Buddhist nun Thich Dam Anh is considered a “first-rate vegetarian cook in Ha Noi”. She has been cooking vegetarian food for 70 years and once had the honor of cooking for the late Indian Prime Minister Gandhi.
Thich Dam Anh having a quiet vegan meal
Mention meatless food and most Vietnamese Buddhists will likely associate it with the small Phung Thanh Pagoda lying in a small alley off Kham Thien Street in the capital. The pagoda head is also its main chef, the 85-year-old Thich Dam Anh who, on every Ram Thang Gieng Festival (the 15th day of the first lunar month), displays her cooking skills and more often than not creates an entirely new recipe.
“Our vegetarian meals are not intended for publicity… every year, we offer several hundred plates to wish for prosperity and peace,” Thich Dam Anh says.
Her typical vegetarian food includes many courses fit for a Tet festival (Lunar New Year) -- grilled ‘eel’, ‘eel’ cooked with soy sauce, simmered ‘chicken’, ‘fish’ soup, ‘fish’ soaked in brine, ‘meat’ pie, steamed ‘beef’, simmered ‘pig’s trotter’, and others that will make anybody’s mouth water.
Only, all the ‘animals’ are cleverly made and shaped from tofu, bean sprout, green bean, mushroom, wet taro, and even grapefruit peel.
“Cooking for pagodas for over 70 years, I have made almost every vegan dish there is,” Thich Dam Anh says with a gentle smile.
When an Indian delegation led by Indira Gandhi paid a visit to Viet Nam and asked for Vietnamese vegetarian food, the hosts immediately sent for Thich Dam Anh.
“It is the most memorable moment of my life”, Thich Dam Anh says.
A meal typical of Vietnamese food greatly delighted the Indian Prime Minister who particularly praised the chicken made from bamboo shoot and fish from banana flower fried with sweet and sour sauce.
Besides cooking, Thich Dam Anh is also heavily involved in charity, shuttling from province to province to donate gifts and money to victims of disasters and the disadvantaged. She also works with the Viet Nam Red Cross to help Agent Orange victims.
“A tree of goodwill bears a thousand fruits of good. Bringing a little salt, a little rice to unlucky souls will mean more to me than a life of vegetarianism and Buddhism,” she once said.
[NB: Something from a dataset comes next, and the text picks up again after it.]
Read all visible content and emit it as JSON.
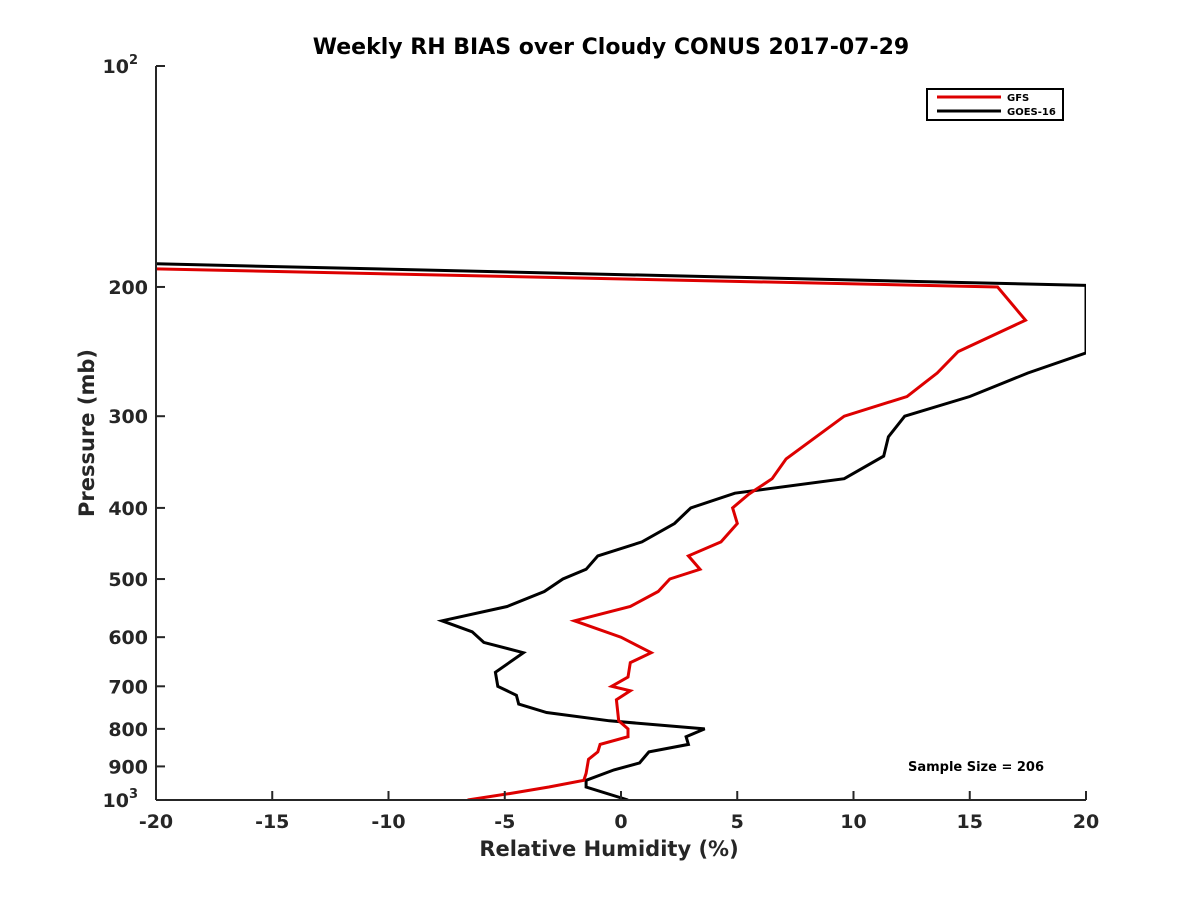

Her life has not been an easy one. She became a monk at the Am Hon Pagoda in the northern Bac Giang Province when she was just 10, and when she turned 15, began to collect old clothes and blankets to give poor patients and lepers. She has been involved in charity since then.
In 2006, the government bestowed on her the Order of Labor, Third Class, for her contribution to humanity.